Noch einmal Eric Stehfest
Autor: Rainer Lutz
Coburg, Freitag, 11. Oktober 2019
Coburg ist kein Hexenkessel der Rauschgiftszene, aber die Region ist auch nicht unbedarft, wie die Statistik der Kriminalpolizei zeigt. Kripo, Jugendpflege und Kreispolitik setzen auf Prävention mit einem Vortrag des GZSZ-Stars.
Matthias Lange kommt mit Pistole zum Pressegespräch. Er darf das. Er ist Polizist. Genauer gesagt ist er Oberkommissar der Kriminalpolizei und mit der Rauschgiftprävention beauftragt. Und weil sein Musterkoffer Begehrlichkeiten wecken könnte, gehört die Dienstwaffe eben zum Handwerkszeug. Zusammen mit Susanne Lange von der Kommunalen Jugendarbeit am Landratsamt und dem Jugendbeauftragten des Kreistags, Kanat Akin (SPD), will die Polizei Jugendliche aber auch Eltern, Lehrer und Arbeitgeber über Gefahren im Umgang mit Drogen aufklären.

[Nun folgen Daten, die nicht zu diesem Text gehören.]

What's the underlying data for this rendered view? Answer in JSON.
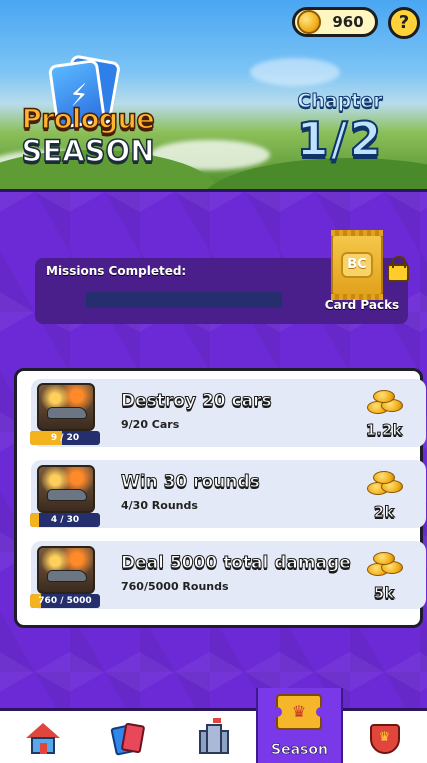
{
  "header": {
    "coins": "960",
    "help_label": "?",
    "season_title_line1": "Prologue",
    "season_title_line2": "SEASON",
    "chapter_label": "Chapter",
    "chapter_value": "1/2"
  },
  "missions_summary": {
    "label": "Missions Completed:",
    "progress": 0.0,
    "card_pack_logo": "BC",
    "card_pack_label": "Card Packs",
    "card_pack_locked": true
  },
  "missions": [
    {
      "title": "Destroy 20 cars",
      "subtitle": "9/20 Cars",
      "progress_label": "9 / 20",
      "progress": 0.45,
      "reward": "1.2k"
    },
    {
      "title": "Win 30 rounds",
      "subtitle": "4/30 Rounds",
      "progress_label": "4 / 30",
      "progress": 0.133,
      "reward": "2k"
    },
    {
      "title": "Deal 5000 total damage",
      "subtitle": "760/5000 Rounds",
      "progress_label": "760 / 5000",
      "progress": 0.152,
      "reward": "5k"
    }
  ],
  "nav": {
    "items": [
      {
        "name": "home",
        "icon": "house-icon"
      },
      {
        "name": "cards",
        "icon": "cards-icon"
      },
      {
        "name": "castle",
        "icon": "castle-icon"
      },
      {
        "name": "season",
        "icon": "ticket-icon",
        "label": "Season",
        "active": true
      },
      {
        "name": "clan",
        "icon": "shield-icon"
      }
    ]
  },
  "colors": {
    "purple_bg": "#6c2ad6",
    "progress_track": "#262f6e",
    "progress_fill": "#f3b31e",
    "nav_active": "#7a39e8"
  }
}
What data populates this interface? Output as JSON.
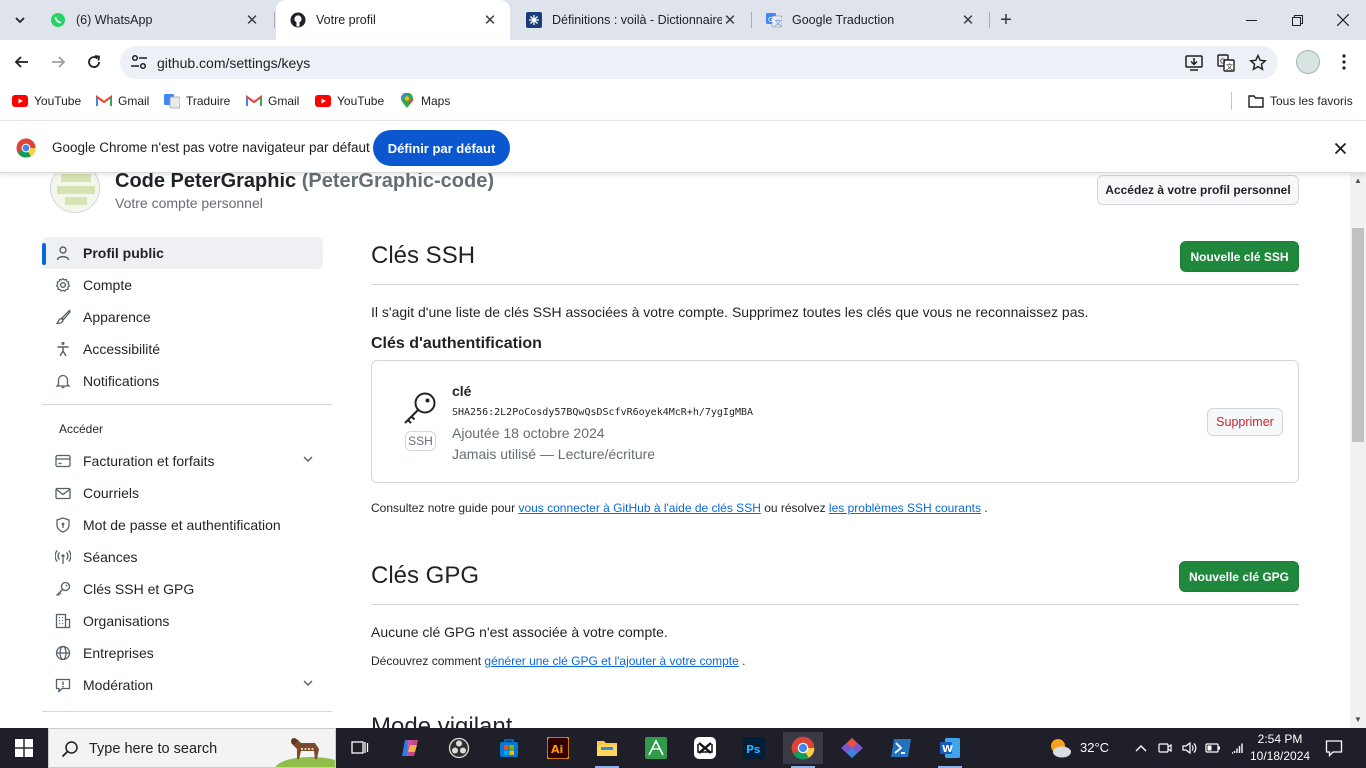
{
  "browser": {
    "tabs": [
      {
        "title": "(6) WhatsApp",
        "icon": "whatsapp-icon"
      },
      {
        "title": "Votre profil",
        "icon": "github-icon",
        "active": true
      },
      {
        "title": "Définitions : voilà - Dictionnaire",
        "icon": "larousse-icon"
      },
      {
        "title": "Google Traduction",
        "icon": "translate-icon"
      }
    ],
    "url": "github.com/settings/keys",
    "bookmarks": [
      {
        "label": "YouTube",
        "icon": "youtube-icon"
      },
      {
        "label": "Gmail",
        "icon": "gmail-icon"
      },
      {
        "label": "Traduire",
        "icon": "translate-icon"
      },
      {
        "label": "Gmail",
        "icon": "gmail-icon"
      },
      {
        "label": "YouTube",
        "icon": "youtube-icon"
      },
      {
        "label": "Maps",
        "icon": "maps-icon"
      }
    ],
    "all_bookmarks": "Tous les favoris",
    "infobar": {
      "message": "Google Chrome n'est pas votre navigateur par défaut",
      "button": "Définir par défaut"
    }
  },
  "account": {
    "display_name": "Code PeterGraphic",
    "login": "(PeterGraphic-code)",
    "subtitle": "Votre compte personnel",
    "profile_button": "Accédez à votre profil personnel"
  },
  "sidebar": {
    "items_top": [
      {
        "label": "Profil public",
        "icon": "person-icon",
        "active": true
      },
      {
        "label": "Compte",
        "icon": "gear-icon"
      },
      {
        "label": "Apparence",
        "icon": "paintbrush-icon"
      },
      {
        "label": "Accessibilité",
        "icon": "accessibility-icon"
      },
      {
        "label": "Notifications",
        "icon": "bell-icon"
      }
    ],
    "heading": "Accéder",
    "items_access": [
      {
        "label": "Facturation et forfaits",
        "icon": "credit-card-icon",
        "expandable": true
      },
      {
        "label": "Courriels",
        "icon": "mail-icon"
      },
      {
        "label": "Mot de passe et authentification",
        "icon": "shield-lock-icon"
      },
      {
        "label": "Séances",
        "icon": "broadcast-icon"
      },
      {
        "label": "Clés SSH et GPG",
        "icon": "key-icon"
      },
      {
        "label": "Organisations",
        "icon": "organization-icon"
      },
      {
        "label": "Entreprises",
        "icon": "globe-icon"
      },
      {
        "label": "Modération",
        "icon": "report-icon",
        "expandable": true
      }
    ]
  },
  "ssh": {
    "title": "Clés SSH",
    "new_button": "Nouvelle clé SSH",
    "description": "Il s'agit d'une liste de clés SSH associées à votre compte. Supprimez toutes les clés que vous ne reconnaissez pas.",
    "auth_heading": "Clés d'authentification",
    "key": {
      "badge": "SSH",
      "title": "clé",
      "fingerprint": "SHA256:2L2PoCosdy57BQwQsDScfvR6oyek4McR+h/7ygIgMBA",
      "added": "Ajoutée 18 octobre 2024",
      "usage": "Jamais utilisé — Lecture/écriture",
      "delete_button": "Supprimer"
    },
    "guide_prefix": "Consultez notre guide pour",
    "guide_link1": "vous connecter à GitHub à l'aide de clés SSH",
    "guide_middle": "ou résolvez",
    "guide_link2": "les problèmes SSH courants",
    "guide_suffix": "."
  },
  "gpg": {
    "title": "Clés GPG",
    "new_button": "Nouvelle clé GPG",
    "empty": "Aucune clé GPG n'est associée à votre compte.",
    "learn_prefix": "Découvrez comment",
    "learn_link": "générer une clé GPG et l'ajouter à votre compte",
    "learn_suffix": "."
  },
  "vigilant": {
    "title": "Mode vigilant"
  },
  "taskbar": {
    "search_placeholder": "Type here to search",
    "weather": "32°C",
    "time": "2:54 PM",
    "date": "10/18/2024"
  },
  "colors": {
    "accent_blue": "#0969da",
    "github_green": "#1f883d",
    "danger_red": "#cf222e",
    "chrome_blue": "#0b57d0"
  }
}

"Eltern wissen oft nicht, wann sie hellhörig werden müssen", weiß Matthias Lange aus Erfahrung. So gelingt es Jugendlichen, Drogen und den Umgang damit zu verbergen, ja sogar, im Kleiderschrank des eigenen Zimmers Hanfpflanzen zu ziehen, ohne dass es die Eltern mitbekommen. Die sind dann überrascht, wenn die Polizei vor der Tür steht, denn "Homegrowing fliegt viel häufiger auf, als angenommen wird", weiß der erfahrene Drogenfahnder.

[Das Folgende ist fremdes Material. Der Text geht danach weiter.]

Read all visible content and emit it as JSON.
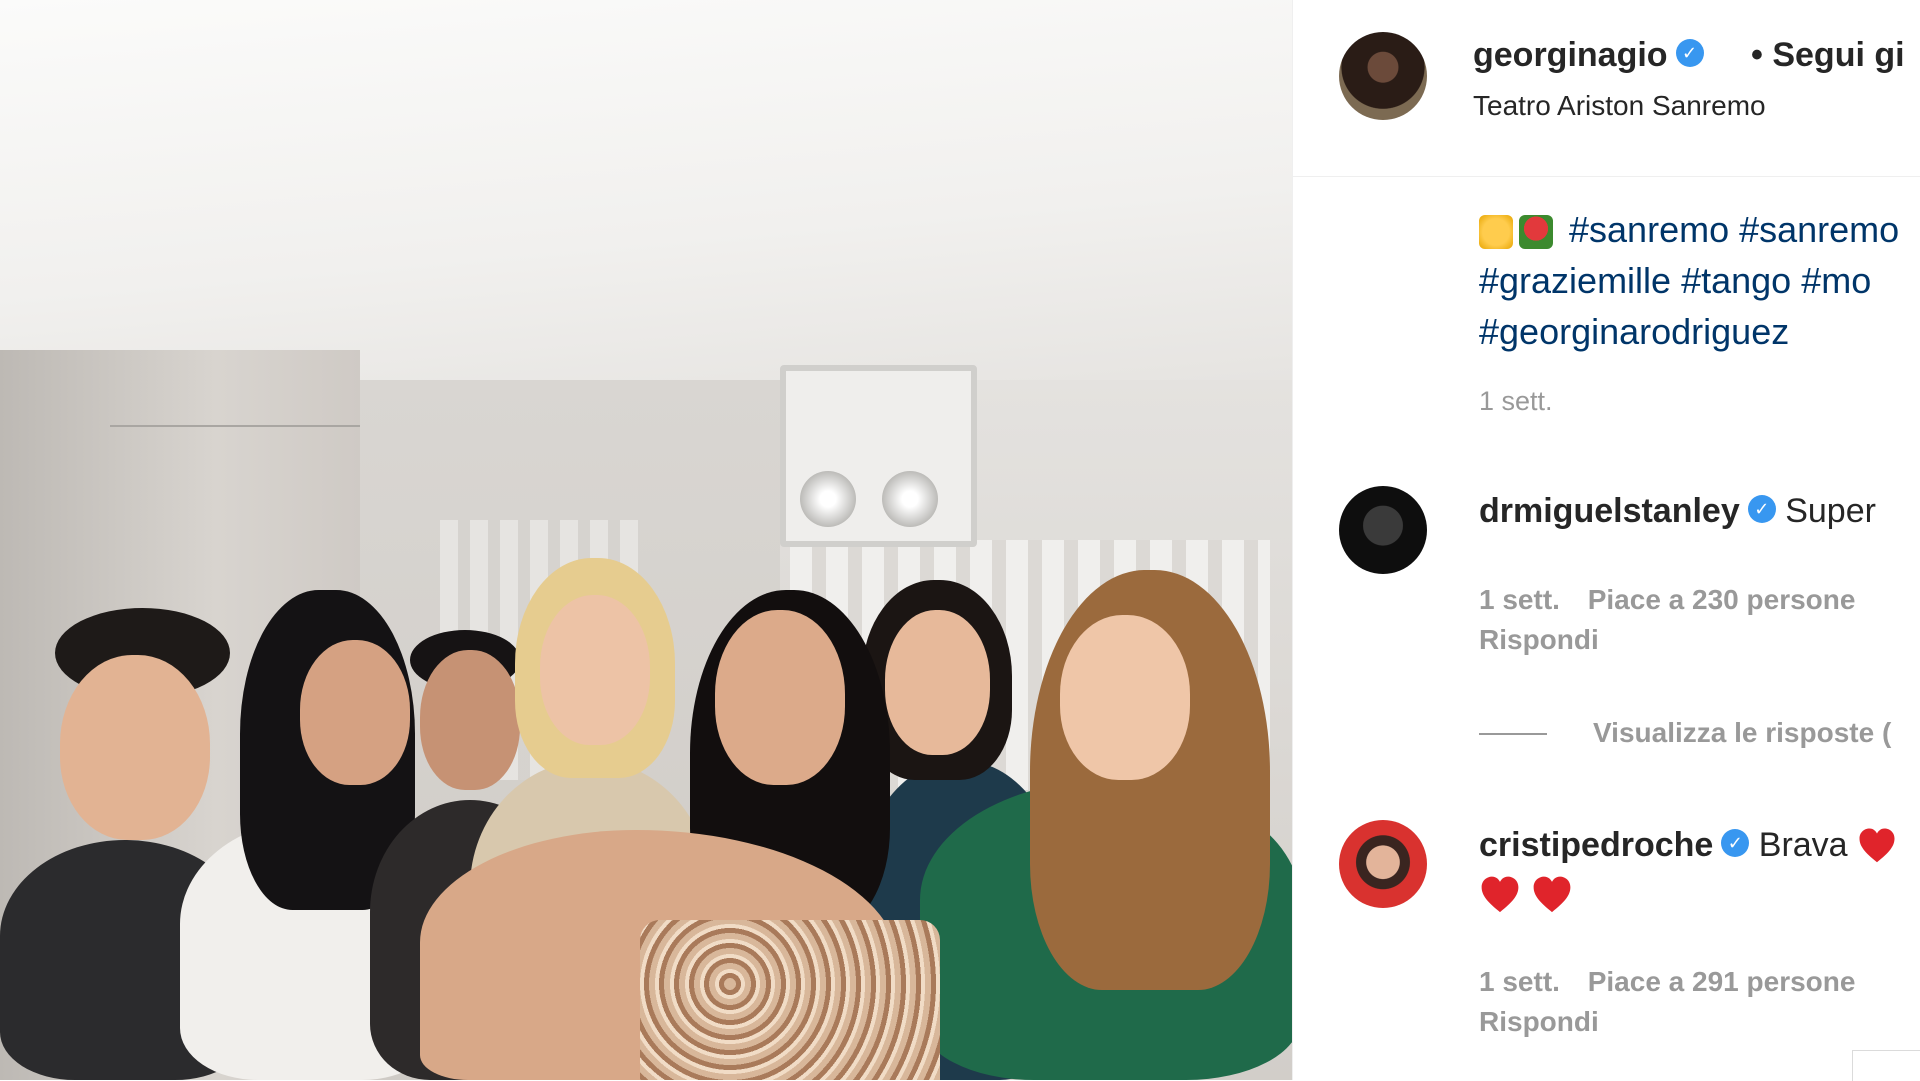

Geht es um Zahlen, kann Matthias Lange oft gehörte Vermutungen geraderücken. Etwa, dass die Täter immer jünger werden. "Der Anteil der 14- bis 18-Jährigen liegt seit Jahren mit geringen Schwankungen bei etwa 14 Prozent", sagt er. Es ist der bayerische Wert. Richtig ist die Annahme, dass Cannabisprodukte den weitaus größten Anteil am Drogenaufkommen im Freistaat ausmachen. Falsch dagegen, dass Methamphetamin auf dem Vormarsch ist. Ging es 2018 bei mehr als 34 500 Delikten um Cannabisprodukte (eine Steigerung um 8,5 Prozent), so war die Zahl im Zusammenhang mit Methamphetamin um 11,5 Prozent rückläufig (auf 2115 Straftaten). Dabei, so Matthias Lange werden auch Straftaten eingerechnet, die der Beschaffungskriminalität zugeordnet werden.

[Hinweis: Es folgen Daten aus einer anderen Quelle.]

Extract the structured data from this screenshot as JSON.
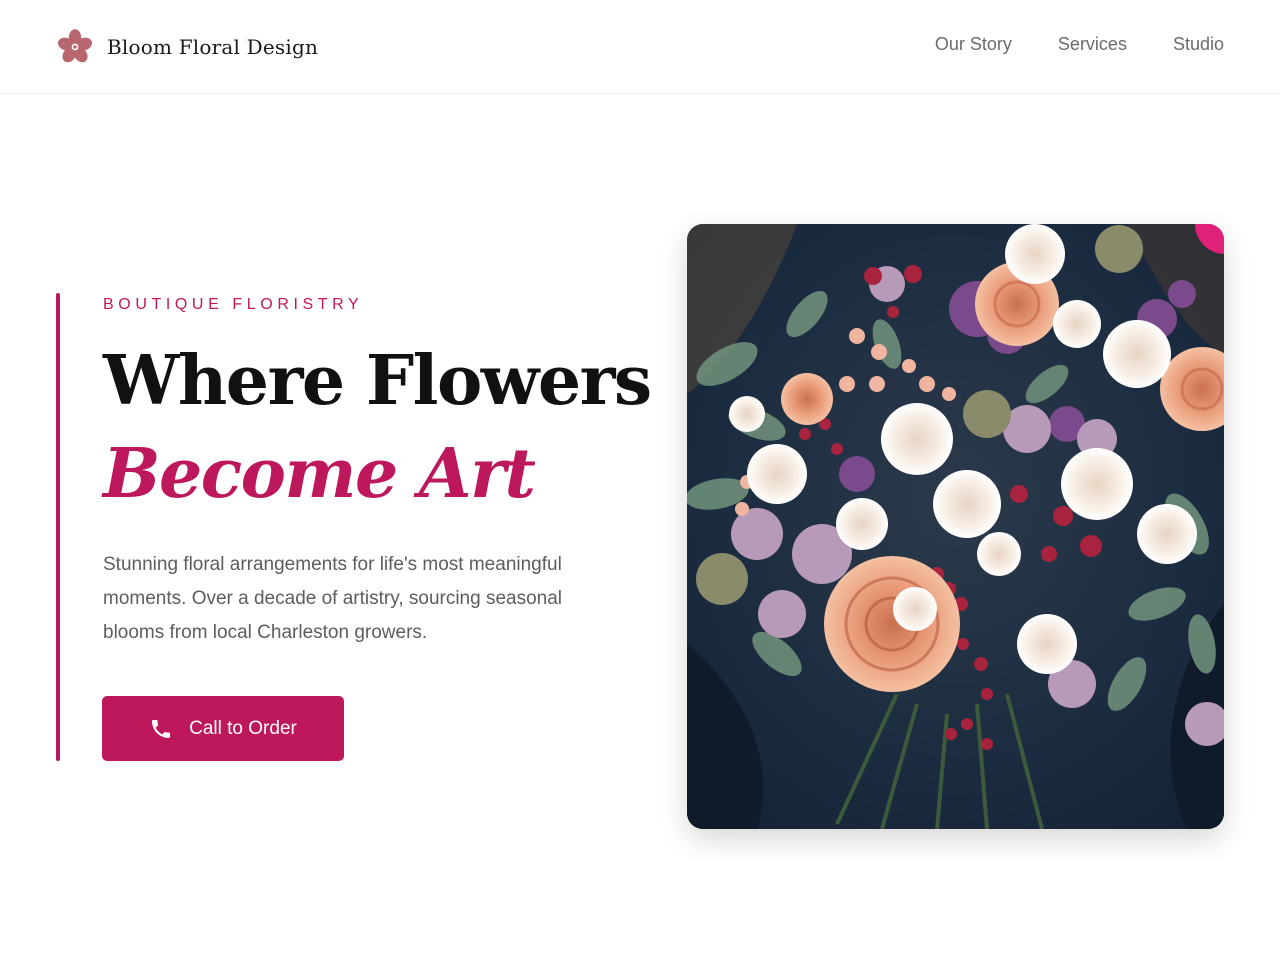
{
  "header": {
    "brand_name": "Bloom Floral Design",
    "logo_icon": "flower-icon",
    "nav": [
      {
        "label": "Our Story"
      },
      {
        "label": "Services"
      },
      {
        "label": "Studio"
      }
    ]
  },
  "hero": {
    "eyebrow": "BOUTIQUE FLORISTRY",
    "headline_line1": "Where Flowers",
    "headline_line2": "Become Art",
    "intro": "Stunning floral arrangements for life's most meaningful moments. Over a decade of artistry, sourcing seasonal blooms from local Charleston growers.",
    "cta_label": "Call to Order",
    "cta_icon": "phone-icon"
  },
  "colors": {
    "accent": "#be185d",
    "logo": "#b9676e",
    "text": "#111111",
    "muted": "#5d5d5d"
  }
}
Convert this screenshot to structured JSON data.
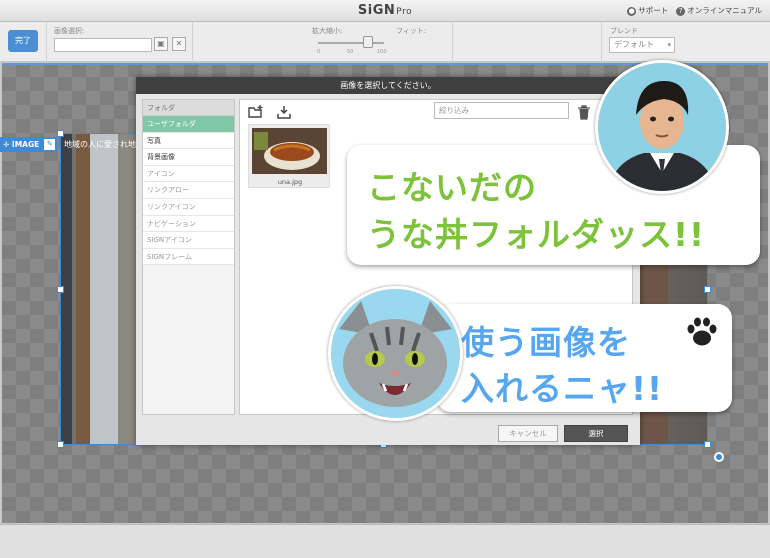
{
  "app": {
    "title": "SiGN",
    "title_suffix": "Pro"
  },
  "header_links": {
    "support": "サポート",
    "manual": "オンラインマニュアル"
  },
  "toolbar": {
    "done_label": "完了",
    "image_select_label": "画像選択:",
    "scale_label": "拡大縮小:",
    "fit_label": "フィット:",
    "blend_label": "ブレンド",
    "blend_value": "デフォルト",
    "slider_ticks": [
      "0",
      "50",
      "100"
    ]
  },
  "canvas": {
    "image_tag_label": "IMAGE",
    "behind_text": "地域の人に愛され地元の"
  },
  "dialog": {
    "title": "画像を選択してください。",
    "folder_header": "フォルダ",
    "folders": [
      "ユーザフォルダ",
      "写真",
      "背景画像",
      "アイコン",
      "リンクアロー",
      "リンクアイコン",
      "ナビゲーション",
      "SIGNアイコン",
      "SIGNフレーム"
    ],
    "filter_placeholder": "絞り込み",
    "files": [
      {
        "name": "una.jpg"
      }
    ],
    "cancel_label": "キャンセル",
    "select_label": "選択"
  },
  "bubbles": {
    "man_lines": [
      "こないだの",
      "うな丼フォルダッス!!"
    ],
    "cat_lines": [
      "使う画像を",
      "入れるニャ!!"
    ]
  },
  "colors": {
    "accent": "#4a8fd4",
    "selection": "#3c8ad8",
    "active_folder": "#7ec7a7",
    "green_text": "#7cc23a",
    "blue_text": "#58a6ee"
  }
}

Die Entwicklung hängt für Matthias Lange auch mit dem Bild der jeweiligen Droge in der Öffentlichkeit und dem Umgang in den Medien mit dem Thema zusammen. Die Folgen des Methmissbrauchs werden realistisch schrecklich gezeichnet. Cannabiskonsum werde oft verharmlost. Politiker fordern immer wieder eine Legalisierung. Die hält der Kriminalbeamte nicht für sinnvoll - bei allen Argumenten, die sicherlich dafür sprechen. Die Ablehnung erklärt Matthias Lange mit der veränderten Zusammensetzung der Droge. Früher seien die beiden wichtigsten unter zig Wirkstoffen der Pflanze anders verteilt gewesen. Vor 20 oder 30 Jahren habe der Gehalt an Tetrahydrocannabinol (THC) bei sechs bis zehn Prozent gelegen. Gleichzeitig enthielten die Pflanzen eine Konzentration von fünf bis acht Prozent Cannabidiol (CBD), das die Wirkung des THC relativiert. "Es ist gewissermaßen die Handbremse", sagt Matthias Lange.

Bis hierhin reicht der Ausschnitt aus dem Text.